Motivasi tersebut, lanjut Fahri, membuat jabatan yang diemban tidak punya dampak pada masyarakat. Yang tampak hanya kerja-kerja mencari popularitas.
“Akhirnya kepercayaan yang begitu besar dari Presiden dan kekuasaan yang begitu luas justru dipakai untuk membangun popularitas dan tentunya menambah pundi2 dengan alasan biaya politik. Tanpa Canggung mereka bangga dengan semuanya padahal kerja tidak becus!” kata Fahri.
Fahri menyadari bahwa aturan rangkap jabatan di Indonesia belum ketat. Meskipun begitu para menteri yang mengenyam peendidikan barat seharusnya tahu diri bahwa konflik kepentingan sebaiknya dihindari. Pengabdian adalah pengabdian, tidak bisa dicampuradukkan dengan agenda pribadi.
”Mungkin saja mereka para pedagang ini yang juga menjadi pejabat, sukses meyakinkan presiden bahwa mereka lebih efektif kalau jadi pejabat dibandingkan birokrat atau politisi. boleh saja, dan boleh jadi presiden percaya. tapi catat omongan saya ini awal bencana bagi kalian semua,” ujar dia.
Fahri menilai kelompok yang dijuluki penguasa pengusaha tidak memahami makna luhur jadi abdi negara. Folosofi abdi negara dicampur baur sehingga kerja mereka sebagai pejabat tidak fokus.

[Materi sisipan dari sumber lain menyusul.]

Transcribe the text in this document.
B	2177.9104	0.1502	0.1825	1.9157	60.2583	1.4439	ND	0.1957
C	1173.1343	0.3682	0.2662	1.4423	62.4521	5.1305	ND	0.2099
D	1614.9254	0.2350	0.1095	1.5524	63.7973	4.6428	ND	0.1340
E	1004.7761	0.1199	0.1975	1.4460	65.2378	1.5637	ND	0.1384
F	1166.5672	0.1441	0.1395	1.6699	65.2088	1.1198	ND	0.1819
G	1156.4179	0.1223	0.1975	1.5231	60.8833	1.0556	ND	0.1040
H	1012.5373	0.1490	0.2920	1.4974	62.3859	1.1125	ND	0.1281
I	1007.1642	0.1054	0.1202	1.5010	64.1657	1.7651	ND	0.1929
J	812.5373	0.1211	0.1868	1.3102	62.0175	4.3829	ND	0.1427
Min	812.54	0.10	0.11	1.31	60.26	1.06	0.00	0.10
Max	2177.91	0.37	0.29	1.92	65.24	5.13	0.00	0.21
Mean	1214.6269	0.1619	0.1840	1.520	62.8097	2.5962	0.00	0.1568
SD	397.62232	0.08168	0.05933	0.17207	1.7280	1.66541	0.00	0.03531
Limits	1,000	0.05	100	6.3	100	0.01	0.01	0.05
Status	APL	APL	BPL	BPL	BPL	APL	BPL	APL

”Parahnya sampai pd tahap bikin kebijakan yg untungkan pribadi. Semoga presiden sadar bahwa kabinet harus dipulihkan keadaannya. Waktu 2,5 tahun masih panjang untuk fokus mengerjakan banyak hal bagi kepentingan umum yang masih banyak terbengkalai dan apa lagi krisis Global mengancam keadaan kita sekarang! Semoga presiden menyadari.!” kata Fahri.